SLAC Today is available online at:
http://today.slac.stanford.edu

In this issue:
SSRL Launches 2010 User Run
PeopleSoft Financials Update Goes Live: New URL for User Access Starting Today
Colloquium Today: Fermi Large Area Telescope's Greatest Hits (So Far)

SLAC Today

Monday - October 26, 2009

SSRL Launches 2010 User Run

Jason Holt of Lawrence Livermore National Laboratory checks detector alignment at SSRL during the 2007 user run.

Users are back at the Stanford Synchrotron Radiation Lightsource today following the annual three-month shutdown period. During the break, many updates were made to the SPEAR3 storage ring and beamline equipment, allowing the SSRL team to increase the operating current above the former baseline of 100 milliamperes, with the aim to test operations at the top design current of 500 milliamps.

"The next run is all about increasing the current while maintaining beam stability and user data quality," said SSRL's Tom Rabedeau, who works in beamline development.

The increased current will make SSRL's X-ray beamlines even brighter, allowing researchers to put more photons on each sample in a given amount of time. Increasing the number of photons can provide clearer experimental results, because the increased signal can be more easily distinguished from background noise. The enhanced signal also reduces the length of time needed for data collection, allowing for more samples to be examined in a given period of time.  Read more...

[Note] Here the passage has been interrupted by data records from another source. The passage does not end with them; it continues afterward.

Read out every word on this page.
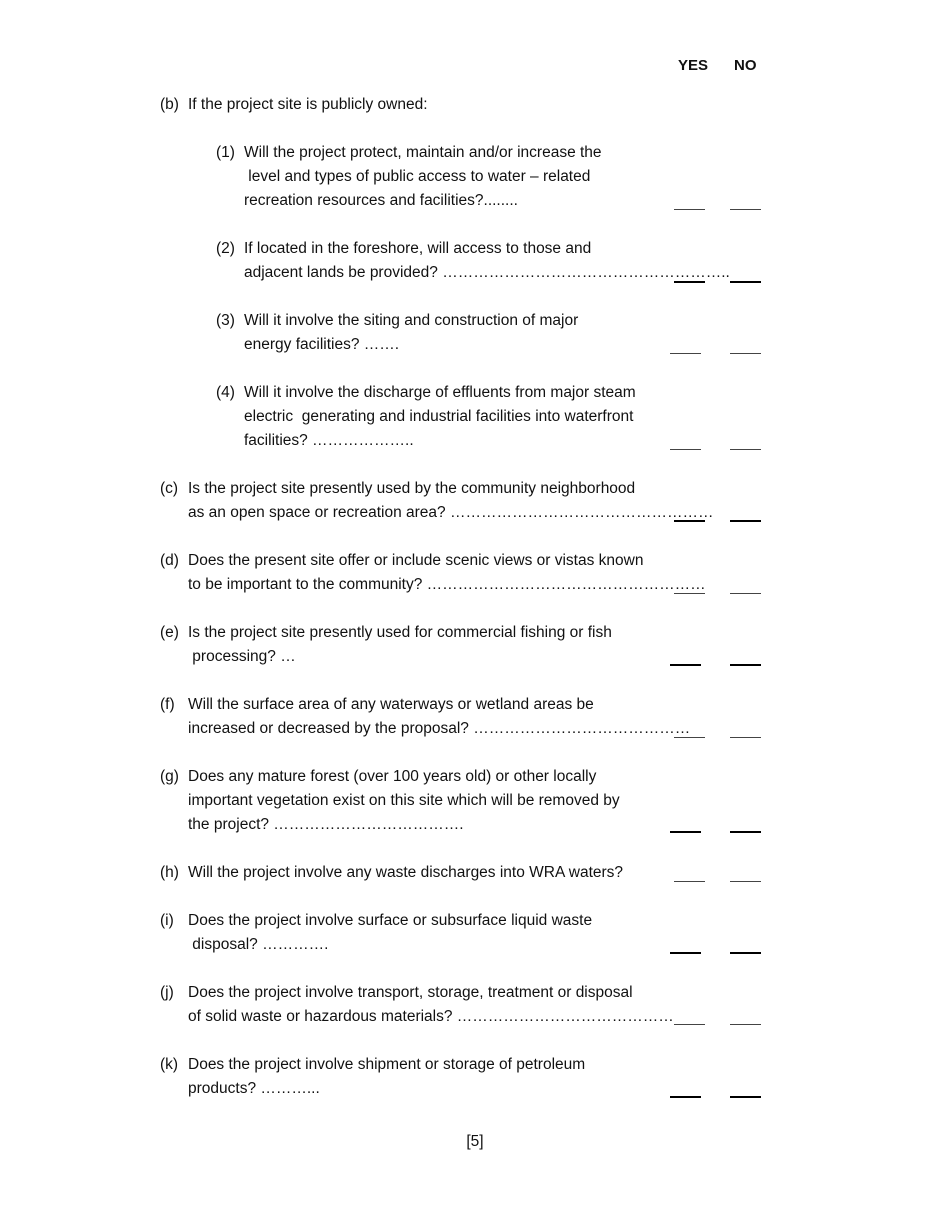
YES NO
(b) If the project site is publicly owned:
(1) Will the project protect, maintain and/or increase the
level and types of public access to water – related
recreation resources and facilities?........
(2) If located in the foreshore, will access to those and
adjacent lands be provided? ………………………………………………..
(3) Will it involve the siting and construction of major
energy facilities? …….
(4) Will it involve the discharge of effluents from major steam
electric  generating and industrial facilities into waterfront
facilities? ………………..
(c) Is the project site presently used by the community neighborhood
as an open space or recreation area? ……………………………………………
(d) Does the present site offer or include scenic views or vistas known
to be important to the community? ………………………………………………
(e) Is the project site presently used for commercial fishing or fish
processing? …
(f) Will the surface area of any waterways or wetland areas be
increased or decreased by the proposal? ……………………………………
(g) Does any mature forest (over 100 years old) or other locally
important vegetation exist on this site which will be removed by
the project? ……………………………….
(h) Will the project involve any waste discharges into WRA waters?
(i) Does the project involve surface or subsurface liquid waste
disposal? ………….
(j) Does the project involve transport, storage, treatment or disposal
of solid waste or hazardous materials? ……………………………………
(k) Does the project involve shipment or storage of petroleum
products? ………...
[5]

PeopleSoft Financials Update Goes Live

New URL for User Access Starting Today

(Image - PeopleSoft login screen)

Thanks to a collaborative effort between the offices of the Chief Finance Officer and Chief Information Officer, spanning the past six months, PeopleSoft Financials software is now running on new hardware that will provide better reliability and improved performance. Additionally, the new PeopleSoft Financials infrastructure provides redundancy to keep the system running should an unexpected hardware failure occur. The new infrastructure is the foundation for future application enhancements to PeopleSoft Financials.

Here are the steps you need to follow to properly access the new PeopleSoft Financials system:

  • First, adjust your Web browser by removing cookies and deleting any cached files. For Internet Explorer 6.0 users, navigate to the Internet Options section (under the "Tools" menu) and use the option to delete cookies and remove files. Internet Explorer 7.0 users should simply navigate to Internet Options and select "delete all."
  • The second step is to navigate to the new PeopleSoft URL.
  • Finally, remove all old browser bookmarks you might have used to access PeopleSoft Financials.

Any questions, please log a Request Tracker ticket for the PeopleSoft team.

Colloquium Today: Fermi Large Area Telescope's Greatest Hits (So Far)

(Image - SLAC Colloquium banner)

After one year since its launch in June 2008, the Fermi Gamma-ray Space Telescope mission has recorded a remarkable variety of novel observations, relating to astronomy to particle astrophysics with exciting implications for fundamental physics. The most energetic and mysterious objects in the cosmos, such as black holes, rapidly-spinning neutron stars, supernova remnants, gamma-ray bursts as well as the interstellar glow of our own galaxy, have been observed in gamma-rays from 20 MeV to more than 300 GeV by the Large Area Telescope. The LAT was integrated at SLAC and SLAC is the center for LAT science operations, including data processing.

In this talk, astrophysicist Nicola Omodei will review some of the most interesting results obtained by the Fermi LAT, highlighting the contribution of the mission to gamma-ray astrophysics. Omodei, a researcher at the Italian physics lab INFN in Pisa, is visiting SLAC this year as the Fermi LAT analysis coordinator.

Omodei's talk will begin at 4:15 p.m. today in Panofsky Auditorium. The colloquium is free and open to all.

Next Monday, the SLAC colloquium series will take a break for the BaBar Collaboration meeting at SLAC. The series will resume on Monday, November 9, with a talk on cloud computing by pioneering Stanford University computer scientist William Dally, in Kavli Auditorium.